The Secret Woman

From The Arthur Conan Doyle Encyclopedia

The Secret Woman is an article published in the Weekly Dispatch on 18 february 1912.


The Secret Woman

Weekly Dispatch (18 february 1912, p. 7)

Free Seats for Censored Play as Protest Against the Lord Chamberlain.

The dramatised version of Mr. Eden Phillpotts's novel "The Secret Wonsan" is the subject of the latest protest against the Lord Chamberlain's censorship. The play was to have been produced for public performance at the Kingsway Theatre, London, but was refused a licence on the ground that it contained improper passages. The Lord Chamberlain was prepared to grant a licence if these passages were removed, but the author refused to make the suggested omissions. Mr. Granville Barker and his wife, Miss Lillah McCarthy, have now granted the use of the Kingsway Theatre for the performance of the play at six matinées, commencing on February 22, which will be open to all who write for free seats, and which will, therefore, be technically private, and thereby not subject to licence.
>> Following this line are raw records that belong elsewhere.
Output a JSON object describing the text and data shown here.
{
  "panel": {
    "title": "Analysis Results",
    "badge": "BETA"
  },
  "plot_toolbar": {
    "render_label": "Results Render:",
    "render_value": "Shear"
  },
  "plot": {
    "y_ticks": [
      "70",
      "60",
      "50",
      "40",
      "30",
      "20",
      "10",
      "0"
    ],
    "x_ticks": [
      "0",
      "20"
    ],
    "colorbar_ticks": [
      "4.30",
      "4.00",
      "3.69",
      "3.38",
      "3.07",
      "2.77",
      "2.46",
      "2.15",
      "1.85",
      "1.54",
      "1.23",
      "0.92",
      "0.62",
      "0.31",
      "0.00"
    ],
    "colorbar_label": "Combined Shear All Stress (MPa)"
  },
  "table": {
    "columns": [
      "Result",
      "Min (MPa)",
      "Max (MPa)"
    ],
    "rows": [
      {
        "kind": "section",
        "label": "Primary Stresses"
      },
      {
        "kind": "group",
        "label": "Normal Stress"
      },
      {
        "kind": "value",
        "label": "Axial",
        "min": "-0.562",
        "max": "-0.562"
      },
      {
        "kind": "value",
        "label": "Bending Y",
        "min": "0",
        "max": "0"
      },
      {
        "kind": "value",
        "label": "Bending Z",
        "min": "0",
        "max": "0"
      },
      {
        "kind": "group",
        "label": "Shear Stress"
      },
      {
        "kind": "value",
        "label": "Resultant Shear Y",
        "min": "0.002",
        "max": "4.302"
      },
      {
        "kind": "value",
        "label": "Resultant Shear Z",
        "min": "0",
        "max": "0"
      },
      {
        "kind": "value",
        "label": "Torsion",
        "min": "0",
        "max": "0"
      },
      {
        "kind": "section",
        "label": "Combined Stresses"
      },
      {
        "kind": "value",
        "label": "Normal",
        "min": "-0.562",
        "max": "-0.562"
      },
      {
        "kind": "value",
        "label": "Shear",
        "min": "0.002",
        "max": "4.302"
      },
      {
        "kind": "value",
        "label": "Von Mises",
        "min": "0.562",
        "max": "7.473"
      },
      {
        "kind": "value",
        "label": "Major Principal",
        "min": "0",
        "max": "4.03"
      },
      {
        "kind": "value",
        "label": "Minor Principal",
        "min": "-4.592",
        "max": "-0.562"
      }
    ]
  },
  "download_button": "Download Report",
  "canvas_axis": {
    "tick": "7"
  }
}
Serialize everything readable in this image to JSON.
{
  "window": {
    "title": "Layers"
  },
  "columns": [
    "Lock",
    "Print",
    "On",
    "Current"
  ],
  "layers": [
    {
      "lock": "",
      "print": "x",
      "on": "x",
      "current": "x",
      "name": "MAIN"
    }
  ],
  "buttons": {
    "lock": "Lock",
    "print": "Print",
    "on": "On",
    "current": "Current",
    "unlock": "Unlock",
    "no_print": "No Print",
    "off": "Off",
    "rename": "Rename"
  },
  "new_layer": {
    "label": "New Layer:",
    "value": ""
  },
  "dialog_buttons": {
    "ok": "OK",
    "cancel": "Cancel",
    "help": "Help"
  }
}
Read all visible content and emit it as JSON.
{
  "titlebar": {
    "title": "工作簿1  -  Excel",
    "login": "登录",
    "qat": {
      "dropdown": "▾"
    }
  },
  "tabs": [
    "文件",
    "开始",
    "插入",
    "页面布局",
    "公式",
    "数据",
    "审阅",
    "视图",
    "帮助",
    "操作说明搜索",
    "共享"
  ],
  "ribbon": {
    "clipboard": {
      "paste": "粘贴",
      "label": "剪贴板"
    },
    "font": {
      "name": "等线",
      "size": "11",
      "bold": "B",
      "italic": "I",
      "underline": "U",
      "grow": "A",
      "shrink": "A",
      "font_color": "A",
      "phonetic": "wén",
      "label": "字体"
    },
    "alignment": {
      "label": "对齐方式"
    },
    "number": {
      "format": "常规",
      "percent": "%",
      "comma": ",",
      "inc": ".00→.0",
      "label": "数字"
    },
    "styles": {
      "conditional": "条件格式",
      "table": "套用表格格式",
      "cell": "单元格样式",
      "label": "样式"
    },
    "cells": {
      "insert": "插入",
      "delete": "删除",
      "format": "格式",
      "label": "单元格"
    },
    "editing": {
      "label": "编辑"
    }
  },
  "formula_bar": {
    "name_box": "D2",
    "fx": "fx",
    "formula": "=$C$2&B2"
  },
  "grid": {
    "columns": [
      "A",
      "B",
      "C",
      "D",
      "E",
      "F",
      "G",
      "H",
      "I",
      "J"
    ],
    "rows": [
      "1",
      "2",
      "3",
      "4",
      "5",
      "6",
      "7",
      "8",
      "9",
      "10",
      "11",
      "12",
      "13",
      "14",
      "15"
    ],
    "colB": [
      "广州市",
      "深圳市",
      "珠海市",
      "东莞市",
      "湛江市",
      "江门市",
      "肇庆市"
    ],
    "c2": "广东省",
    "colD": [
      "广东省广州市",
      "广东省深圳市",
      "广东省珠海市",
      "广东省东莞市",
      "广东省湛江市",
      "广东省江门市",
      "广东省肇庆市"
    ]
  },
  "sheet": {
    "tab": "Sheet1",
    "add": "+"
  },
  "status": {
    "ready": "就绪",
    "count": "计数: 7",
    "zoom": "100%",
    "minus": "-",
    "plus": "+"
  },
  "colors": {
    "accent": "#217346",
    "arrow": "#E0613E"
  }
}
A feature of the dispute is that the most definite and emphatic protest yet made against the censorship has been signed by twenty-four of the most distinguished novelists, playwrights, critics, and men of letters, including Mr. William Archer, Mr. J. M. Barrie, Mr. R. C. Carton, Mr. Joseph Conrad, Sir A. T. Quiller-Couch, Sir A. Conan Doyle, Mr. John Galsworthy, Mr. Frederic Harrison, Mr. Anthony Hope, Mr. Maurice Hewlett, Mr. Henry James, Mr. George Moore, Professor Gilbert Murray, Sir Arthur Pinero, Mr. George Bernard Shaw, Mr. H. G. Wells, and Mr. I. Zangwill.